4. Promote Strong Relationships
Having strong, healthy relationships is closely linked with positive mental health. That extends far beyond the walls of the home. Build a company culture of connection, especially during this time when health concerns are keeping many people apart. Internally, encourage meaningful relationships in structured ways, such as mentor programs. Encourage drivers to be particularly proactive in taking time to connect with loved ones while on the road. Employers can help facilitate strong home relationships by clearly communicating home time to drivers.
Technology can also help play a role in strong relationship building. As a company, take advantage of software that optimizes drivers’ time on the road. Work with your sights set on improving quality of life rather than exclusively raising your bottom line. Drivers will reward you with loyalty and retention.
5. Have Available Resources
One of the best ways to support the mental health of your truck drivers is to be prepared with resources before they are urgently needed. Make sure that counseling and other mental health supports are included in the health insurance plan you offer. Similarly, share information such as national hotlines as part of your driver orientation. Doing so sets a tone that mental health is a priority and helps destigmatize conversations when drivers need them most.

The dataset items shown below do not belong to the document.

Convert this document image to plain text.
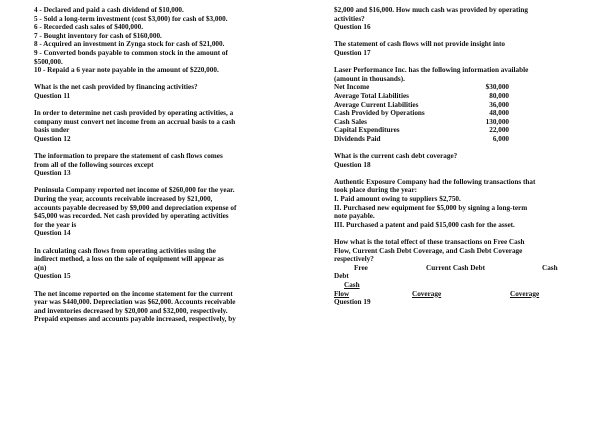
4 - Declared and paid a cash dividend of $10,000.
5 - Sold a long-term investment (cost $3,000) for cash of $3,000.
6 - Recorded cash sales of $400,000.
7 - Bought inventory for cash of $160,000.
8 - Acquired an investment in Zynga stock for cash of $21,000.
9 - Converted bonds payable to common stock in the amount of
$500,000.
10 - Repaid a 6 year note payable in the amount of $220,000.
What is the net cash provided by financing activities?
Question 11
In order to determine net cash provided by operating activities, a
company must convert net income from an accrual basis to a cash
basis under
Question 12
The information to prepare the statement of cash flows comes
from all of the following sources except
Question 13
Peninsula Company reported net income of $260,000 for the year.
During the year, accounts receivable increased by $21,000,
accounts payable decreased by $9,000 and depreciation expense of
$45,000 was recorded. Net cash provided by operating activities
for the year is
Question 14
In calculating cash flows from operating activities using the
indirect method, a loss on the sale of equipment will appear as
a(n)
Question 15
The net income reported on the income statement for the current
year was $440,000. Depreciation was $62,000. Accounts receivable
and inventories decreased by $20,000 and $32,000, respectively.
Prepaid expenses and accounts payable increased, respectively, by
$2,000 and $16,000. How much cash was provided by operating
activities?
Question 16
The statement of cash flows will not provide insight into
Question 17
Laser Performance Inc. has the following information available
(amount in thousands).
Net Income	$30,000
Average Total Liabilities	80,000
Average Current Liabilities	36,000
Cash Provided by Operations	48,000
Cash Sales	130,000
Capital Expenditures	22,000
Dividends Paid	6,000
What is the current cash debt coverage?
Question 18
Authentic Exposure Company had the following transactions that
took place during the year:
I. Paid amount owing to suppliers $2,750.
II. Purchased new equipment for $5,000 by signing a long-term
note payable.
III. Purchased a patent and paid $15,000 cash for the asset.
How what is the total effect of these transactions on Free Cash
Flow, Current Cash Debt Coverage, and Cash Debt Coverage
respectively?
Free	Current Cash Debt	Cash
Debt
Cash
Flow	Coverage	Coverage
Question 19
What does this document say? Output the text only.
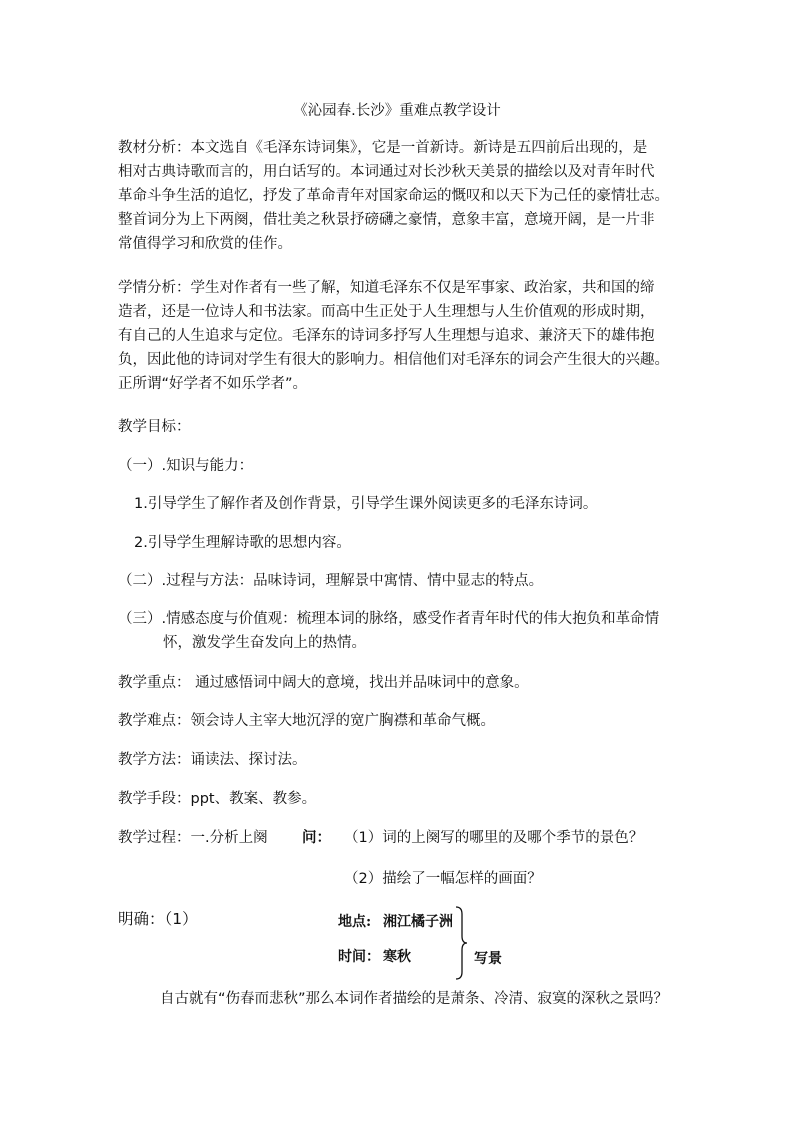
《沁园春.长沙》重难点教学设计
教材分析：本文选自《毛泽东诗词集》，它是一首新诗。新诗是五四前后出现的，是
相对古典诗歌而言的，用白话写的。本词通过对长沙秋天美景的描绘以及对青年时代
革命斗争生活的追忆，抒发了革命青年对国家命运的慨叹和以天下为己任的豪情壮志。
整首词分为上下两阕，借壮美之秋景抒磅礴之豪情，意象丰富，意境开阔，是一片非
常值得学习和欣赏的佳作。
学情分析：学生对作者有一些了解，知道毛泽东不仅是军事家、政治家，共和国的缔
造者，还是一位诗人和书法家。而高中生正处于人生理想与人生价值观的形成时期，
有自己的人生追求与定位。毛泽东的诗词多抒写人生理想与追求、兼济天下的雄伟抱
负，因此他的诗词对学生有很大的影响力。相信他们对毛泽东的词会产生很大的兴趣。
正所谓“好学者不如乐学者”。
教学目标：
（一）.知识与能力：
1.引导学生了解作者及创作背景，引导学生课外阅读更多的毛泽东诗词。
2.引导学生理解诗歌的思想内容。
（二）.过程与方法：品味诗词，理解景中寓情、情中显志的特点。
（三）.情感态度与价值观：梳理本词的脉络，感受作者青年时代的伟大抱负和革命情
怀，激发学生奋发向上的热情。
教学重点： 通过感悟词中阔大的意境，找出并品味词中的意象。
教学难点：领会诗人主宰大地沉浮的宽广胸襟和革命气概。
教学方法：诵读法、探讨法。
教学手段：ppt、教案、教参。
教学过程：一.分析上阕 问： （1）词的上阕写的哪里的及哪个季节的景色？
（2）描绘了一幅怎样的画面？
明确：（1）	地点: 湘江橘子洲
时间： 寒秋	写景
自古就有“伤春而悲秋”那么本词作者描绘的是萧条、冷清、寂寞的深秋之景吗？
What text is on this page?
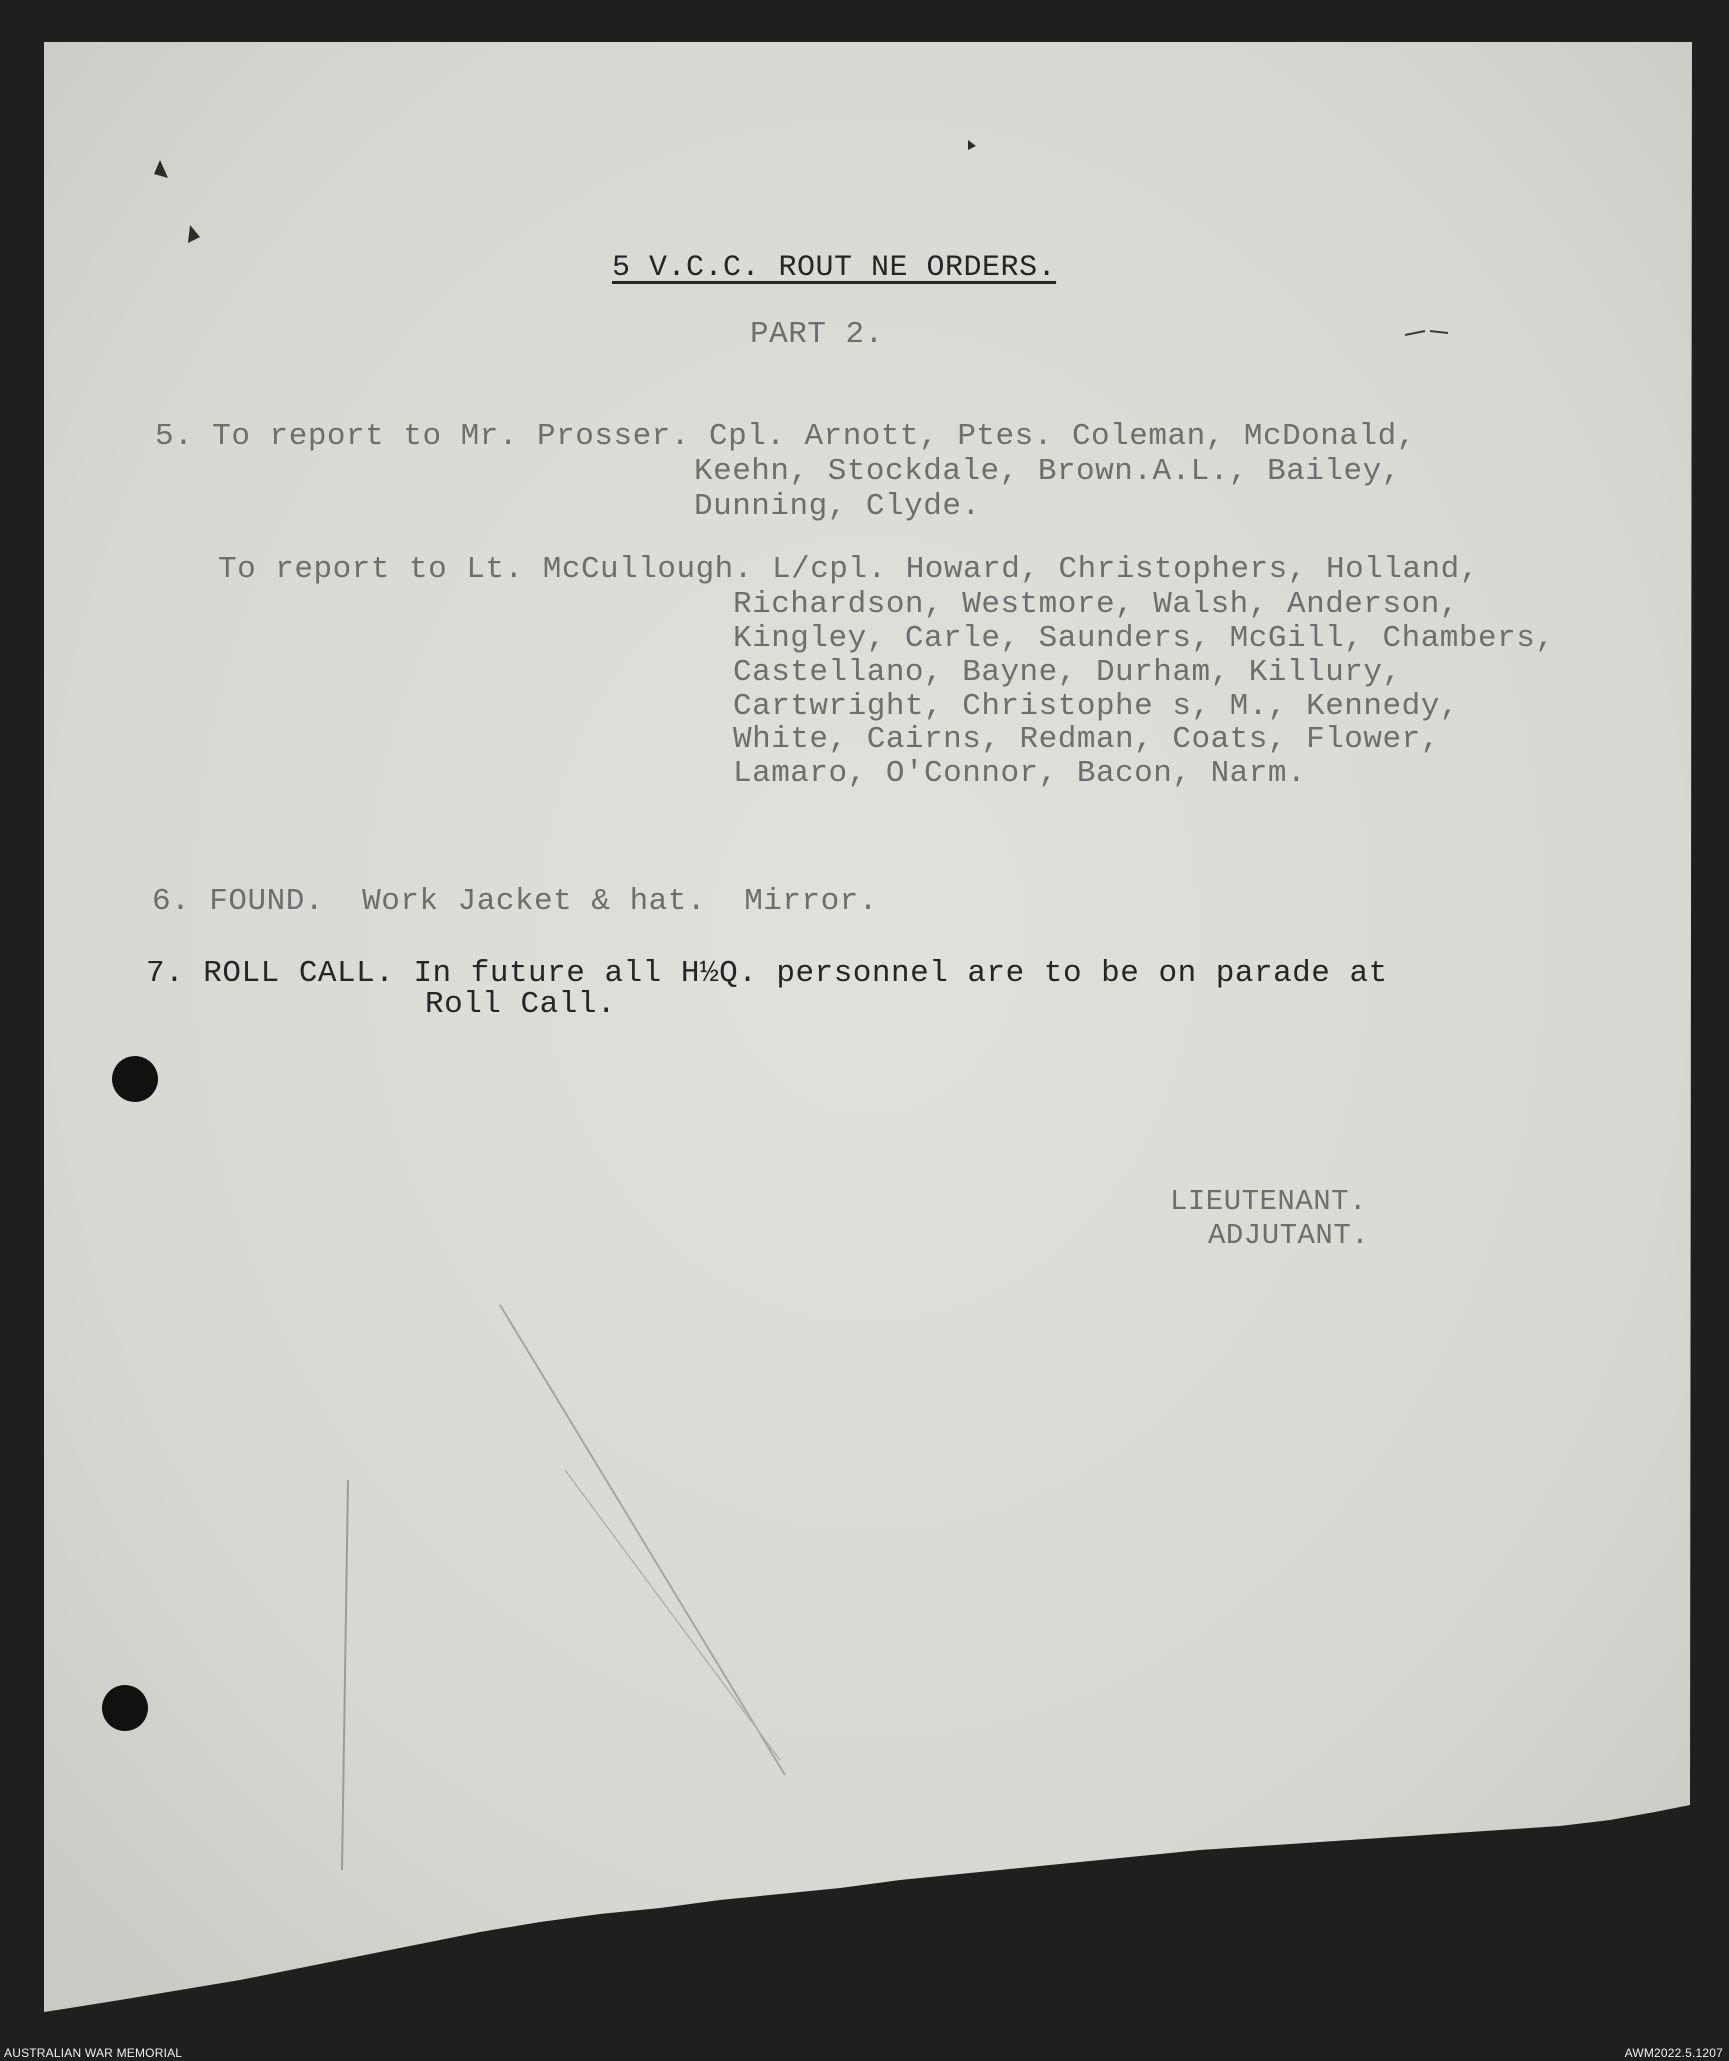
5 V.C.C. ROUT NE ORDERS.
PART 2.
5. To report to Mr. Prosser. Cpl. Arnott, Ptes. Coleman, McDonald,
Keehn, Stockdale, Brown.A.L., Bailey,
Dunning, Clyde.
To report to Lt. McCullough. L/cpl. Howard, Christophers, Holland,
Richardson, Westmore, Walsh, Anderson,
Kingley, Carle, Saunders, McGill, Chambers,
Castellano, Bayne, Durham, Killury,
Cartwright, Christophe s, M., Kennedy,
White, Cairns, Redman, Coats, Flower,
Lamaro, O'Connor, Bacon, Narm.
6. FOUND.  Work Jacket & hat.  Mirror.
7. ROLL CALL. In future all H½Q. personnel are to be on parade at
Roll Call.
LIEUTENANT.
ADJUTANT.
AUSTRALIAN WAR MEMORIAL	AWM2022.5.1207
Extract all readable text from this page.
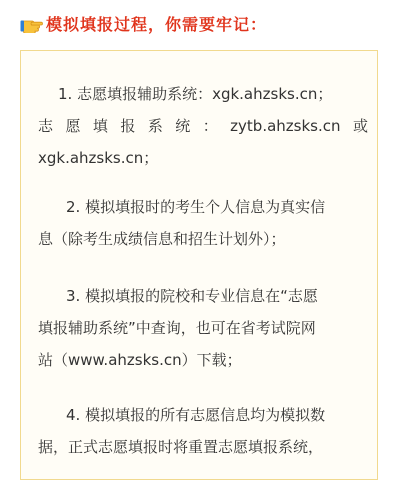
模拟填报过程，你需要牢记：
1. 志愿填报辅助系统：xgk.ahzsks.cn；
志 愿 填 报 系 统 ： zytb.ahzsks.cn 或
xgk.ahzsks.cn；
2. 模拟填报时的考生个人信息为真实信
息（除考生成绩信息和招生计划外）；
3. 模拟填报的院校和专业信息在“志愿
填报辅助系统”中查询，也可在省考试院网
站（www.ahzsks.cn）下载；
4. 模拟填报的所有志愿信息均为模拟数
据，正式志愿填报时将重置志愿填报系统，
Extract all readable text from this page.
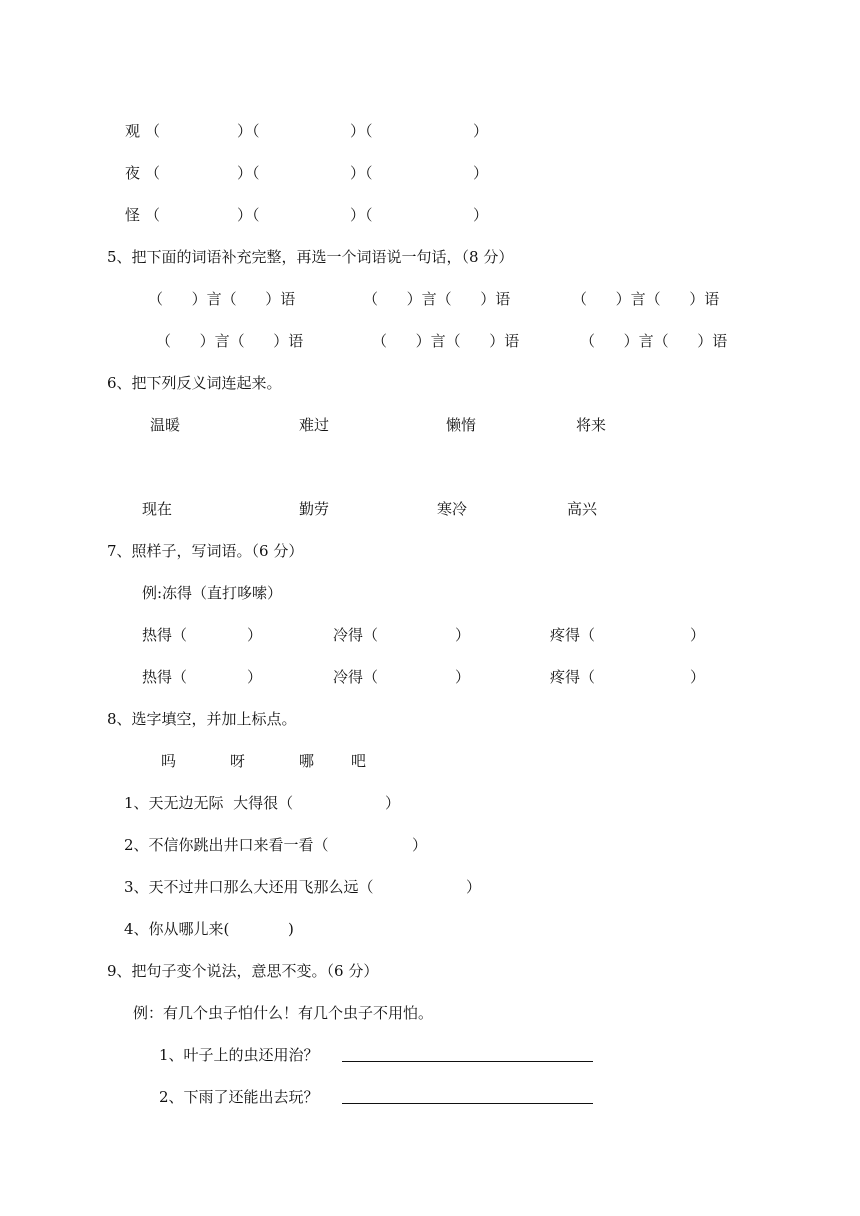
观 （	）（	）（	）
夜 （	）（	）（	）
怪 （	）（	）（	）
5、把下面的词语补充完整，再选一个词语说一句话，（8 分）
（      ）言（      ）语	（      ）言（      ）语	（      ）言（      ）语
（      ）言（      ）语	（      ）言（      ）语	（      ）言（      ）语
6、把下列反义词连起来。
温暖	难过	懒惰	将来
现在	勤劳	寒冷	高兴
7、照样子，写词语。（6 分）
例:冻得（直打哆嗦）
热得（	）	冷得（	）	疼得（	）
热得（	）	冷得（	）	疼得（	）
8、选字填空，并加上标点。
吗	呀	哪 吧
1、天无边无际  大得很（	）
2、不信你跳出井口来看一看（	）
3、天不过井口那么大还用飞那么远（	）
4、你从哪儿来(	)
9、把句子变个说法，意思不变。（6 分）
例：有几个虫子怕什么！有几个虫子不用怕。
1、叶子上的虫还用治？
2、下雨了还能出去玩？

Warning Signs of a Mental Health Crisis
If you start noticing strong behavioral changes in your drivers, it may be a sign of deeper problems. Watch for these common red flags among your drivers:
- Quick and strong emotional reactions
- Extra tired
- Trouble focusing
- Inability to handle daily problems and stress
- Withdrawal from social circles personally and professionally
Especially in times of uncertainty, it’s important to connect with drivers proactively. Even if drivers are initially uncertain or skeptical about taking mental health seriously, provide them with support resources, and encourage drivers to peruse at their own pace.